Der Arzt hatte wohl richtigerweise an die alte Medizinerregel gedacht, "Wenn es Patienten an mehr als drei Stellen wehtut, ist es ein Verkehrsunfall oder psychisch".

Dennoch hat er falsch gehandelt. Gerade in solch schwierigen Momenten darf man die Hilfesuchenden nicht allein lassen, sondern muss ihnen Kügelchen, Pülverchen oder Pillen mitgeben - und in hartnäckigen Fällen gleich eine Spritze verpassen.

Das heutige Arsenal der Ärzte erfüllt schließlich in etwa die Wirkung, die früher Glitzerperlen und Billigketten auf die Eingeborenen ausübten. Sie fühlen sich von den Eindringlingen besänftigt und beschenkt.

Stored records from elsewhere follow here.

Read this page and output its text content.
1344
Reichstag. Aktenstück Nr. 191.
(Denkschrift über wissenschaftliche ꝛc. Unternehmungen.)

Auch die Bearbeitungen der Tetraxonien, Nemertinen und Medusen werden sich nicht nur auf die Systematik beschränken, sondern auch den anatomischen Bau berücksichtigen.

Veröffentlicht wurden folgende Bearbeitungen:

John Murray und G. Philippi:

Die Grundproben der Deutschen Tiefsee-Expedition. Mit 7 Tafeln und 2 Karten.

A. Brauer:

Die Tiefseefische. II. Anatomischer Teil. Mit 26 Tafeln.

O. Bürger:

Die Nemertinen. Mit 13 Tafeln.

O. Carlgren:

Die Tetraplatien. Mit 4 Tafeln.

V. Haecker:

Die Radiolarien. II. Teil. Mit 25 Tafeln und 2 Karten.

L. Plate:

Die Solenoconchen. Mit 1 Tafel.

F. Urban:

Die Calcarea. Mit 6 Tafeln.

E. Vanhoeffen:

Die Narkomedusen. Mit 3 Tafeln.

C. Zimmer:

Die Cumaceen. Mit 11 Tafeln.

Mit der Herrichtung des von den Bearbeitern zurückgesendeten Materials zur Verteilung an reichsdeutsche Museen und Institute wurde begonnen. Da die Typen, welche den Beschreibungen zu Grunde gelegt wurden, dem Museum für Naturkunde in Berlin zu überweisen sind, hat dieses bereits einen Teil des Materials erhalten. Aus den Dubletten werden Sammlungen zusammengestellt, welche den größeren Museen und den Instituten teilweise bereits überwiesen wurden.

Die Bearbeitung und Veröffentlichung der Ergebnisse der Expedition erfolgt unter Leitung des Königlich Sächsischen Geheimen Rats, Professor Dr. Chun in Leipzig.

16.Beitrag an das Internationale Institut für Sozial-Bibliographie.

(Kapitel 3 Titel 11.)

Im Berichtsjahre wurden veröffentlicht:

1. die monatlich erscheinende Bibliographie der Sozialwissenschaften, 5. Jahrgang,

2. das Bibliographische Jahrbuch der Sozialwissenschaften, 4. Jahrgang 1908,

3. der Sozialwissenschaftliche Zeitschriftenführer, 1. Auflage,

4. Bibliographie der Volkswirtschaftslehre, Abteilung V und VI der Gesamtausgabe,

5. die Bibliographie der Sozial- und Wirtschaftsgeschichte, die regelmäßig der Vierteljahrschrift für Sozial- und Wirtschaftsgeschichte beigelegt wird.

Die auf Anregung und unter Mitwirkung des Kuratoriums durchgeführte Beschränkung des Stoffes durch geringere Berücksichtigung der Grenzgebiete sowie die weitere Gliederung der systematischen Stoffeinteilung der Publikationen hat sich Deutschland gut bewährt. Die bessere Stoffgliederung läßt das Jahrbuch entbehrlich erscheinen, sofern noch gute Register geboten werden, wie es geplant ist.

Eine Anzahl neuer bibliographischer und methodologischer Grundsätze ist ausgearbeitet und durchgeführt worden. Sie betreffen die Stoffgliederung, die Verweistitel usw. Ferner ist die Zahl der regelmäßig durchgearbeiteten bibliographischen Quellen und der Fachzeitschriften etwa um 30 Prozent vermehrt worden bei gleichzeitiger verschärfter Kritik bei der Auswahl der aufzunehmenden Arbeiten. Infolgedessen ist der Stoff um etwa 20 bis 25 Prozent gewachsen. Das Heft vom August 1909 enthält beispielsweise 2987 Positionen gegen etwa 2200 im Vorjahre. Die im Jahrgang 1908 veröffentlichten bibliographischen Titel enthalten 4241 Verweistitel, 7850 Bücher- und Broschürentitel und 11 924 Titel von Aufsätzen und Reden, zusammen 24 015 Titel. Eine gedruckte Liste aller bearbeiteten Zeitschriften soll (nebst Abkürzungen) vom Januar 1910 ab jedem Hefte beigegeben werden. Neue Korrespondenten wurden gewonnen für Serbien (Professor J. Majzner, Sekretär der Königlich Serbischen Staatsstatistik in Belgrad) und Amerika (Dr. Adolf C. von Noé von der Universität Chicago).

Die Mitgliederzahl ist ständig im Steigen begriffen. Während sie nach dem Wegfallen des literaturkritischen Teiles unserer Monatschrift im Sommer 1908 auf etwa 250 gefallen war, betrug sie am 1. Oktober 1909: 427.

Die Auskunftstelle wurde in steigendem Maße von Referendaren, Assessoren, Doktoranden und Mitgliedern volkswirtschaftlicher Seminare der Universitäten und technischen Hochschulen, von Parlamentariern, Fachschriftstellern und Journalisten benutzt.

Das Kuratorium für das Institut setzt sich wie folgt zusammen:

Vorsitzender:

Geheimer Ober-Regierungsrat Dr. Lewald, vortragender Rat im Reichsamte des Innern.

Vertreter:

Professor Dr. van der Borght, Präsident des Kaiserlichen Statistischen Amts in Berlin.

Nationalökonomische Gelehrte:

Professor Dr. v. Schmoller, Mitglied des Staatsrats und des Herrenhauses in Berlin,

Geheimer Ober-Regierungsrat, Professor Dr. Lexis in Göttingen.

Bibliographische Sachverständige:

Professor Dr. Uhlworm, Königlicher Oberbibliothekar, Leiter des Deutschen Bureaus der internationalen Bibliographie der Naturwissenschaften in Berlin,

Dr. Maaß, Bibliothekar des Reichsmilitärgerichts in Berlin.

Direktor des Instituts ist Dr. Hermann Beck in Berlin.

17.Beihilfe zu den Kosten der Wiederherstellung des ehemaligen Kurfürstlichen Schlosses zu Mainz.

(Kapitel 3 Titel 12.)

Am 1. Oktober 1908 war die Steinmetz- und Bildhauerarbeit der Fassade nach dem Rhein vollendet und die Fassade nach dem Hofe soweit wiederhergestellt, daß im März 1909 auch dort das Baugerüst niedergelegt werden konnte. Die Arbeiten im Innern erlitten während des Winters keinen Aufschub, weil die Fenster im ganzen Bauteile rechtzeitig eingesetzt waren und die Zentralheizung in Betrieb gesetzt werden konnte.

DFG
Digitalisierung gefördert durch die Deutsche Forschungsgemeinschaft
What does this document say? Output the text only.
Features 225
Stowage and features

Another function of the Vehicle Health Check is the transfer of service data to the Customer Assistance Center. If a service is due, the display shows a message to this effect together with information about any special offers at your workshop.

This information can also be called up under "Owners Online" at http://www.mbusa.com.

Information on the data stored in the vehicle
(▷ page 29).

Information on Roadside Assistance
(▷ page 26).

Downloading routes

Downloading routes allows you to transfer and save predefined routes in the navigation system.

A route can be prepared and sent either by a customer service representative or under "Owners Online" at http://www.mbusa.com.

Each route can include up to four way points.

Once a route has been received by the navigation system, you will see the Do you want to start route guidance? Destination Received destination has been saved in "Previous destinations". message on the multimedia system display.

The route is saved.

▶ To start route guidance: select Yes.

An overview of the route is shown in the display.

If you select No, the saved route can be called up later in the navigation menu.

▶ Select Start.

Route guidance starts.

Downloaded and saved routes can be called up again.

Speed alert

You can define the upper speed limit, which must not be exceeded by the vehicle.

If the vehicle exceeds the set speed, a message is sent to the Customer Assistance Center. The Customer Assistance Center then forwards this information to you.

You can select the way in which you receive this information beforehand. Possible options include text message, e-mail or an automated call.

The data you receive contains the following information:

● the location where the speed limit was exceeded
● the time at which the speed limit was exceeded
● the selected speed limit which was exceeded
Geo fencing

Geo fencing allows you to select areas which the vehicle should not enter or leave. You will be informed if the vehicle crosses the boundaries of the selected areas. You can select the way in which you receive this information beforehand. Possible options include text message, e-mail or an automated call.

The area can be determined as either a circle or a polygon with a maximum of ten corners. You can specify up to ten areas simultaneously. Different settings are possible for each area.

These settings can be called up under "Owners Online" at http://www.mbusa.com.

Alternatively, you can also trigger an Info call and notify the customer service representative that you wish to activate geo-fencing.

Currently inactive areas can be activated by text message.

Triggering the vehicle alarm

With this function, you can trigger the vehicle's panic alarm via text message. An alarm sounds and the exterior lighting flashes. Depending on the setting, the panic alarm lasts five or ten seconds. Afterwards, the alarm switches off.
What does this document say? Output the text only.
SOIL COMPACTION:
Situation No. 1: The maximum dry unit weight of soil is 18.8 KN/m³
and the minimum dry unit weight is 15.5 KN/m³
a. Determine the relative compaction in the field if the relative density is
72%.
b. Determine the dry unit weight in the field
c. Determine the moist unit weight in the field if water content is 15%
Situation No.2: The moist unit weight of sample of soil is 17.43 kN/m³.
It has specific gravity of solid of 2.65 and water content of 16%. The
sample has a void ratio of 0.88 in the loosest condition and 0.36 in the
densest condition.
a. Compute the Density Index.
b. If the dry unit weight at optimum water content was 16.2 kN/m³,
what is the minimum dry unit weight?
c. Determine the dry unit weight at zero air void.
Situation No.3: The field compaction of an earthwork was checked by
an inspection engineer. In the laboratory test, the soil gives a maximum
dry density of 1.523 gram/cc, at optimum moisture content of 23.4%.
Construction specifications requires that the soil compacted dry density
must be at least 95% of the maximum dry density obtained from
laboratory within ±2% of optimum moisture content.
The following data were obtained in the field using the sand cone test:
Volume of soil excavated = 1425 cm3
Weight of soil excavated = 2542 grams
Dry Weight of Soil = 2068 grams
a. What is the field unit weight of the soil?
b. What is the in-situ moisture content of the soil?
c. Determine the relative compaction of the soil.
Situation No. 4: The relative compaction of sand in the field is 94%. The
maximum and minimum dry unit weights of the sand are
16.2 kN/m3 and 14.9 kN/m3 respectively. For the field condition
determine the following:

Kurzum: Es geht ihnen sofort besser.

Auf die Pillenfarbe kommt es an

Deshalb ist auch der Arzt zu loben, den die Kollegin anschließend aufsuchte. Er gab ihr eine Spritze in den Po, die so groß war, wie man sie eigentlich nur noch aus dem Medizin-Kabarett kennt.

Dann verschrieb er ihr bunte Kapseln, einmal täglich. Der Mann ist auf dem Stand der Forschung. Denn Mediziner wissen mittlerweile genau, wie entscheidend die Symbolkraft ihrer Taten für den Behandlungserfolg ist.

Das Sein bestimmt das Bewusstsein - und die Erwartungshaltung die Wirkung. So sind Spritzen aus Sicht der Kranken viel hilfreicher als Pillen - auch wenn es sich in beiden Fällen um Zuckerlösung handelt.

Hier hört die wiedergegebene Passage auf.